Development of 3-D particle model for single particles in battery electrodes

A model with a 3-D observation of micrometer-sized particles in a cell has been developed. Through the analysis and research of micrometer-sized particles in a cell, this model is expected to enhance energy efficiency of cells.

DGIST announced that Professor Yong Min Lee's team in the Department of Energy Science & Engineering developed a "micron single particle electrochemical model" that can estimate the electrochemical properties of a single particle of electrode active materials in 3-D. The 3-D observations of the single particles of electrode active materials, which are difficult to identify in an experiment, are expected to be applied to research on electrochemical phenomena and particle designs that enhance cell efficiency.

Although a secondary cell is commonly used as the power source of electric vehicles, it is still not as efficient an internal combustion engine. While efficiency can be improved by increasing the energy density of the cells, R&D has not been actively carried out due to the limitations in precise analysis technology.

Professor Lee's team posited that the energy density of a cell can be enhanced through the design optimization of electrode active materials in a cell.
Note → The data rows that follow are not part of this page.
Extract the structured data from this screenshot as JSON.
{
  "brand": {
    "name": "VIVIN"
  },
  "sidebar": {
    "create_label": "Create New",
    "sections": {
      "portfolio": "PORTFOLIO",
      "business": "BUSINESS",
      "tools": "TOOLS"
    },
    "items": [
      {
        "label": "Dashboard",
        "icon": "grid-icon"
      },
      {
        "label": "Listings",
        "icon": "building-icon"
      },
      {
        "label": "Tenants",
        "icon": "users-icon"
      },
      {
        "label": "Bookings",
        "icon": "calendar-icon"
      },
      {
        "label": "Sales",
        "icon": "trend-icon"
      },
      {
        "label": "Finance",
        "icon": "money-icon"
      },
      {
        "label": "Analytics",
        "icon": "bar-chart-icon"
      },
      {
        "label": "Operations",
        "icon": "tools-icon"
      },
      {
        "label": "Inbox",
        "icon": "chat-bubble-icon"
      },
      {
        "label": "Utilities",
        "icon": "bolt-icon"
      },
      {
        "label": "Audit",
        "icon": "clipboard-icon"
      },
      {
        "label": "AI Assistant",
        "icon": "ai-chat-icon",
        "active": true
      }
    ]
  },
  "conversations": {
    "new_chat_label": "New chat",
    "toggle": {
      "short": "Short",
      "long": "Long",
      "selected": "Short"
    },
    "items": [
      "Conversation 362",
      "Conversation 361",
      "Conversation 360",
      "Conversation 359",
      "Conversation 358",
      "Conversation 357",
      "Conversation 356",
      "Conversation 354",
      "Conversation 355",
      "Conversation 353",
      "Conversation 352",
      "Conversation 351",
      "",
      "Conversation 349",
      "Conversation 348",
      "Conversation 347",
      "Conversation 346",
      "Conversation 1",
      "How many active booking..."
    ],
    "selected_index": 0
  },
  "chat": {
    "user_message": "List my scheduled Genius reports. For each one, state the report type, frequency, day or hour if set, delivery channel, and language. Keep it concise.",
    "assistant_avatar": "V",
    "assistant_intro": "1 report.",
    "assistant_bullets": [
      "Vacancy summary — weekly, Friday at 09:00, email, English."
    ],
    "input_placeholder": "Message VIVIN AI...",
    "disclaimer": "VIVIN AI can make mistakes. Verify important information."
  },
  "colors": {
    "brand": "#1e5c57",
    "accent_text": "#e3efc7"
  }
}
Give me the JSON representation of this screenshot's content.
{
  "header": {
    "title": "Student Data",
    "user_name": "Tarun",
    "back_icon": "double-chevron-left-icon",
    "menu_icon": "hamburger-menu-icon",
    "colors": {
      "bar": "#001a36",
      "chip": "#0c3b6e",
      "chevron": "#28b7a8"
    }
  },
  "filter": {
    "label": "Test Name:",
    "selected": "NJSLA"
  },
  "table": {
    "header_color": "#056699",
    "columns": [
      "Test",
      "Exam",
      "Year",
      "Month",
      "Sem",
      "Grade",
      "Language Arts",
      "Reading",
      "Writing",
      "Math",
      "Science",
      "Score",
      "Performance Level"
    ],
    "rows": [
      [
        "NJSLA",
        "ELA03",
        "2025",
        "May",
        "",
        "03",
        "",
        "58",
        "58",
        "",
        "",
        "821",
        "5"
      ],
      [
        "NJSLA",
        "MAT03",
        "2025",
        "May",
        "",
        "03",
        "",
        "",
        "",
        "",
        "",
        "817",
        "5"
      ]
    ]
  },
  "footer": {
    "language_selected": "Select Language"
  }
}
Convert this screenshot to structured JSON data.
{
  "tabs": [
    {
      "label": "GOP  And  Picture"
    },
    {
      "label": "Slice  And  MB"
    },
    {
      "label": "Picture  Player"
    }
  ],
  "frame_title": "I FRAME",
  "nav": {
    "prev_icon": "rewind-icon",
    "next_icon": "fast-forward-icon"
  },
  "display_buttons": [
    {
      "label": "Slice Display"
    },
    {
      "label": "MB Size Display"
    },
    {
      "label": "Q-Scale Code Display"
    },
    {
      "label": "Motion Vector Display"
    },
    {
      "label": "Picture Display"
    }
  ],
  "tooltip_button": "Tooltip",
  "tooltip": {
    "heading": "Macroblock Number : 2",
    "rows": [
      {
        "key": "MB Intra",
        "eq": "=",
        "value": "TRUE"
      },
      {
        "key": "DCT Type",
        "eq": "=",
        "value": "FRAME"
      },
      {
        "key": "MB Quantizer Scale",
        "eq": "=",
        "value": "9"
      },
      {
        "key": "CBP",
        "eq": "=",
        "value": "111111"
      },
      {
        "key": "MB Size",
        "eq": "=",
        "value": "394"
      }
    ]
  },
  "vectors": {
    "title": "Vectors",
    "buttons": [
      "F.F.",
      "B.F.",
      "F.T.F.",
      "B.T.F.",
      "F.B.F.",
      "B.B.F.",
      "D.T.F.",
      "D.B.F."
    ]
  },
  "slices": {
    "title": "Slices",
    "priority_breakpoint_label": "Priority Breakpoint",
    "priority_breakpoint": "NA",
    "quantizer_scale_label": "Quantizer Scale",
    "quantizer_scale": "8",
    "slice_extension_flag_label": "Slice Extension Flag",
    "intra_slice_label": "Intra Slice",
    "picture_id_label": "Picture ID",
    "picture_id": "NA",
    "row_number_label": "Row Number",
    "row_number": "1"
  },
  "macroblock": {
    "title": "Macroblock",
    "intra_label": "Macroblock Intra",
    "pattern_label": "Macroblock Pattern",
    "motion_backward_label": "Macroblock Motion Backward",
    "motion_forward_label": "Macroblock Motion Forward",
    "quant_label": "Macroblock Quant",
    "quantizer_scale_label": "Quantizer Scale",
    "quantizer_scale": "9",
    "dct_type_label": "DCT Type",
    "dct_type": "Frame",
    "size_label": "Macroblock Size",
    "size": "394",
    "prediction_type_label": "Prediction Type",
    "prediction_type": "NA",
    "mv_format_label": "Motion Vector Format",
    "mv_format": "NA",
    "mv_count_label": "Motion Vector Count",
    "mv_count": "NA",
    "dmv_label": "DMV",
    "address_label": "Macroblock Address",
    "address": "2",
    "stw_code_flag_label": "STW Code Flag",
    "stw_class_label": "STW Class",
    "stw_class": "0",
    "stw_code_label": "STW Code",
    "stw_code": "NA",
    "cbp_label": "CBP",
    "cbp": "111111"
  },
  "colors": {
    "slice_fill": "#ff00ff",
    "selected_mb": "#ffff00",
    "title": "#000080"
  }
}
Then they sought a way to examine the micrometer-sized single particles of electrode active materials and developed electrochemical model that can conduct 3-D analysis on the single particles.

Unlike the existing model that focused on the cell electrode, the model developed by Professor Yong Min Lee's team focused on the single particles of active materials that compose the electrode. By doing so, the team took another step closer to fundamentally increase cell efficiency through accurate analysis of the properties and characteristics of 3-D single particles in a model. Since it can have 3-D analysis of particles, the model is especially expected to be applied widely in research to design the single particles of electrode active materials in a cell.

Regarding this research, Professor Yong Min Lee in the Department of Energy Science and Engineering said "Comparing to previous works, our model can look into what happens within a single particle. As a result, it provides an innovative way in designing micrometer-sized particles. Our next goal is to apply this electrochemical model to improve the cell efficiency of electric vehicles."